Last Wednesday Conseco filed its fourth amended plan of reorganization with the bankruptcy court. Creditors have been wrangling with the firm over the restructuring plan, which will leave the company as an insurance-only business after selling its loan operations in bankruptcy.

"Maybe this is the one that will get them out (of bankruptcy)," a trader said of the reorganization plan.

The new amendments reflect minor modifications to the non-debtor release provision and related components of the plan, the company said.

Mirant Corp. debt was unchanged from last week, a trader said. Mirant Corp.'s 7.9% notes due 2009 and 7.4% notes due 2004 were seen at 44 bid, 46 offered, up from 42 bid, 44 offered Wednesday. Mirant Americas Generation's 7 5/8% notes due 2006 were trading at 76½ bid, about two points higher than Wednesday.

"Mirant didn't have much momentum, but it's a Monday, so wait and see," said the trader.
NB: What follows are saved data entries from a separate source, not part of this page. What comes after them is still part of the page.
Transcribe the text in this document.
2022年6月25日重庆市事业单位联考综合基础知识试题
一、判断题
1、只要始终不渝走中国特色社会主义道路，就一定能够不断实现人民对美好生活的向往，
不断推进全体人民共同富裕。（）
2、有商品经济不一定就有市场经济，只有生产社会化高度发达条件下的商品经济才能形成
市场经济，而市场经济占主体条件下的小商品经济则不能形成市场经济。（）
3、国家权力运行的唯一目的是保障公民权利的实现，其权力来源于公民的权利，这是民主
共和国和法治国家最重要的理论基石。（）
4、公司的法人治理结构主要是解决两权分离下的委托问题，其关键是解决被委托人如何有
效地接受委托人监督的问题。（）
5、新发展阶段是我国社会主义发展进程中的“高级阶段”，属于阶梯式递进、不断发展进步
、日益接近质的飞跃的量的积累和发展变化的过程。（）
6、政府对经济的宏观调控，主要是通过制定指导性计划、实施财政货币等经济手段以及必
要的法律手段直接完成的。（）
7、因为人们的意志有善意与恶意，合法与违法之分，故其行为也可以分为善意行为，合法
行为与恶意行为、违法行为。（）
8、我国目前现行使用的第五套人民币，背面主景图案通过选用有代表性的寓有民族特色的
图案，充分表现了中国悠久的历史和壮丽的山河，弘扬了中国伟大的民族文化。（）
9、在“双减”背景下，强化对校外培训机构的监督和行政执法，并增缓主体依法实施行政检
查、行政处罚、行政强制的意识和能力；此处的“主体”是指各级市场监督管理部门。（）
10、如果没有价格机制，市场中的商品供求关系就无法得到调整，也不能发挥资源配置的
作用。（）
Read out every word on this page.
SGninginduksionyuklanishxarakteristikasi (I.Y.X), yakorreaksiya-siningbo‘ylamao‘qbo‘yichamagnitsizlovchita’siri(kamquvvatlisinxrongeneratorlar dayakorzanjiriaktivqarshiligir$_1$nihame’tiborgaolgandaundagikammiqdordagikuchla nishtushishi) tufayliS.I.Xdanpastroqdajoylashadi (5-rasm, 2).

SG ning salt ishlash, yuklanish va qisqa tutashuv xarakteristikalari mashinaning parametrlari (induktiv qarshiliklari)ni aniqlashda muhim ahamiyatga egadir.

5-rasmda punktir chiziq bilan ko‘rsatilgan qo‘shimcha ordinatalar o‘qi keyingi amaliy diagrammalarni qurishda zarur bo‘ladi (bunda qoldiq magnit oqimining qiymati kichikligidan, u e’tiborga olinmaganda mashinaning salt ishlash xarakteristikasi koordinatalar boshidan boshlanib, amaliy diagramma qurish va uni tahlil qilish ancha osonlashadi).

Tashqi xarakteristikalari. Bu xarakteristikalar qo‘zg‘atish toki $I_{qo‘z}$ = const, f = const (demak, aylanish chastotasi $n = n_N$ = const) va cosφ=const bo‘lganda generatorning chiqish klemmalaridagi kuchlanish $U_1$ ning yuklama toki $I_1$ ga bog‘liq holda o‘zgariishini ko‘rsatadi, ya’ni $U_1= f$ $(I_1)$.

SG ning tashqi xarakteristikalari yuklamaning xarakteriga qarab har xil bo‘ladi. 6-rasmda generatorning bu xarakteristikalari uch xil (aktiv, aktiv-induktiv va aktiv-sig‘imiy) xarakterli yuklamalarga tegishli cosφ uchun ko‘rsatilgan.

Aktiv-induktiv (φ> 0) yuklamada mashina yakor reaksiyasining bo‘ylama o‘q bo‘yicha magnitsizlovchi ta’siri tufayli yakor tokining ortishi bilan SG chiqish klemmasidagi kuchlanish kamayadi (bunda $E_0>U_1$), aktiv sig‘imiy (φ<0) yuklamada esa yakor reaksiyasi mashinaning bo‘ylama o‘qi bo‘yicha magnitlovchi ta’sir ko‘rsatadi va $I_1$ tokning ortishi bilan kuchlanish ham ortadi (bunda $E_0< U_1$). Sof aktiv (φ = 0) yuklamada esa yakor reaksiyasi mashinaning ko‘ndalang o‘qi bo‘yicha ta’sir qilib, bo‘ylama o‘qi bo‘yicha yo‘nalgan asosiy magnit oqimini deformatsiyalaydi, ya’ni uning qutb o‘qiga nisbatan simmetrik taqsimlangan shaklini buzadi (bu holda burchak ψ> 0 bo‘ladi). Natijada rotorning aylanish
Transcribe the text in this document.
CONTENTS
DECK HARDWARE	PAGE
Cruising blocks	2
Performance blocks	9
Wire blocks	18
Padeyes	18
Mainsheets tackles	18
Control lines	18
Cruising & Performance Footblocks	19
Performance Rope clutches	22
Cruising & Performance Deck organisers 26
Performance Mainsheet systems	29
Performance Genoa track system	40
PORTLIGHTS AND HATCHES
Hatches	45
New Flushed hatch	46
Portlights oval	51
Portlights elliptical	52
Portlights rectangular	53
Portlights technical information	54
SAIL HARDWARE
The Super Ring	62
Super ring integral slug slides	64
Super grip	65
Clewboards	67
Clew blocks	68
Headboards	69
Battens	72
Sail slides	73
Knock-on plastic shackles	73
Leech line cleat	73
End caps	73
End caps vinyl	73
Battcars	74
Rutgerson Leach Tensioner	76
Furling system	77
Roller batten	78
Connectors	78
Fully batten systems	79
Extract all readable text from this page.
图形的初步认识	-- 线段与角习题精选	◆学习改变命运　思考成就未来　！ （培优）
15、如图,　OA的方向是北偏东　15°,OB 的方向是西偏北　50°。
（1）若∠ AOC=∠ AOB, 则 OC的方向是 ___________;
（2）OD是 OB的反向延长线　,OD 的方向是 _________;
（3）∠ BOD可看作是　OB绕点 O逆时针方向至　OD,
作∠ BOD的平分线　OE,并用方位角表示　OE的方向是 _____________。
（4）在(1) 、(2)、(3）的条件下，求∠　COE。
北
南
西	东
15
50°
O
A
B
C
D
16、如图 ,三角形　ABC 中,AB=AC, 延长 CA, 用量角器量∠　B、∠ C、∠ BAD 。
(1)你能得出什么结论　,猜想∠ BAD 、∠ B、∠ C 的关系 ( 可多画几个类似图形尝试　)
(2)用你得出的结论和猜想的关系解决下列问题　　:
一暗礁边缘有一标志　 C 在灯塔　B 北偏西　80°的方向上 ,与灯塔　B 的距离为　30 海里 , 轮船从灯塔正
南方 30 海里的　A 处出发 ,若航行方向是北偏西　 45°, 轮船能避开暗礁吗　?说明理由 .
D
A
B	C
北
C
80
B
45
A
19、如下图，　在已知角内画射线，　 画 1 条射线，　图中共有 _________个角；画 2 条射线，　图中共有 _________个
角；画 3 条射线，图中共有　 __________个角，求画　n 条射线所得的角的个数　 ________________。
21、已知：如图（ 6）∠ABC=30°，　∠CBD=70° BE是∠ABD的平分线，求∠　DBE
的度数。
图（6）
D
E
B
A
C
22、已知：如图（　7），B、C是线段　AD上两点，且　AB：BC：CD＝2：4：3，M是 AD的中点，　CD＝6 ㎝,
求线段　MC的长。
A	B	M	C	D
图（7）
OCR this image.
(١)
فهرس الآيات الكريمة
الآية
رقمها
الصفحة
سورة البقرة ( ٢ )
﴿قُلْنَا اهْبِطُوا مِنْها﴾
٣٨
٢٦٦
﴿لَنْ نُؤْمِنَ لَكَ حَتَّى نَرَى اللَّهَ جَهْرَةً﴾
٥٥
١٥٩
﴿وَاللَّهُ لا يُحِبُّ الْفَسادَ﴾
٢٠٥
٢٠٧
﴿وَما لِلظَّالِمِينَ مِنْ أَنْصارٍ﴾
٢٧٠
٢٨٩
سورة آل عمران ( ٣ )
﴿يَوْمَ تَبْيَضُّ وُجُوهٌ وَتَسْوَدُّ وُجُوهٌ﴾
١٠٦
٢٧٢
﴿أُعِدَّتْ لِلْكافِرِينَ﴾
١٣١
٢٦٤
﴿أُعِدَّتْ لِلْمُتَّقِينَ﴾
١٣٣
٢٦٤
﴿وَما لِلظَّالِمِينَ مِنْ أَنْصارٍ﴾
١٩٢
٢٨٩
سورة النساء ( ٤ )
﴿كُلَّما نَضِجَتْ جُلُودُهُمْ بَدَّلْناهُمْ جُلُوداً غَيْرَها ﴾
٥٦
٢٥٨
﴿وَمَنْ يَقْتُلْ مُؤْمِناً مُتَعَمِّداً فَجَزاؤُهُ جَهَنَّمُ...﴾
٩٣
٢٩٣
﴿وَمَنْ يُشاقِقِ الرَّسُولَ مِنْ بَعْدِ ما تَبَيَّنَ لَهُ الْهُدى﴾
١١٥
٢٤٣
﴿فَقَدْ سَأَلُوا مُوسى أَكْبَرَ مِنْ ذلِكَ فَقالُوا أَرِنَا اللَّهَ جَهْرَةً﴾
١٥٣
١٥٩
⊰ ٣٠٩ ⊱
The Atlanta-based energy company filed for Chapter 11 bankruptcy protection Tuesday in the U.S. Bankruptcy Court for the Northern District of Texas, Fort Worth Division. Mirant also obtained a commitment, subject to court approval, for $500 million in debtor-in-possession financing.

Meanwhile, Greenwood Village, Colo.-based Adelphia was seen rising "mildly," a trader said, its 8 7/8% notes due 2007 quoted up a ½ point to 74 bid.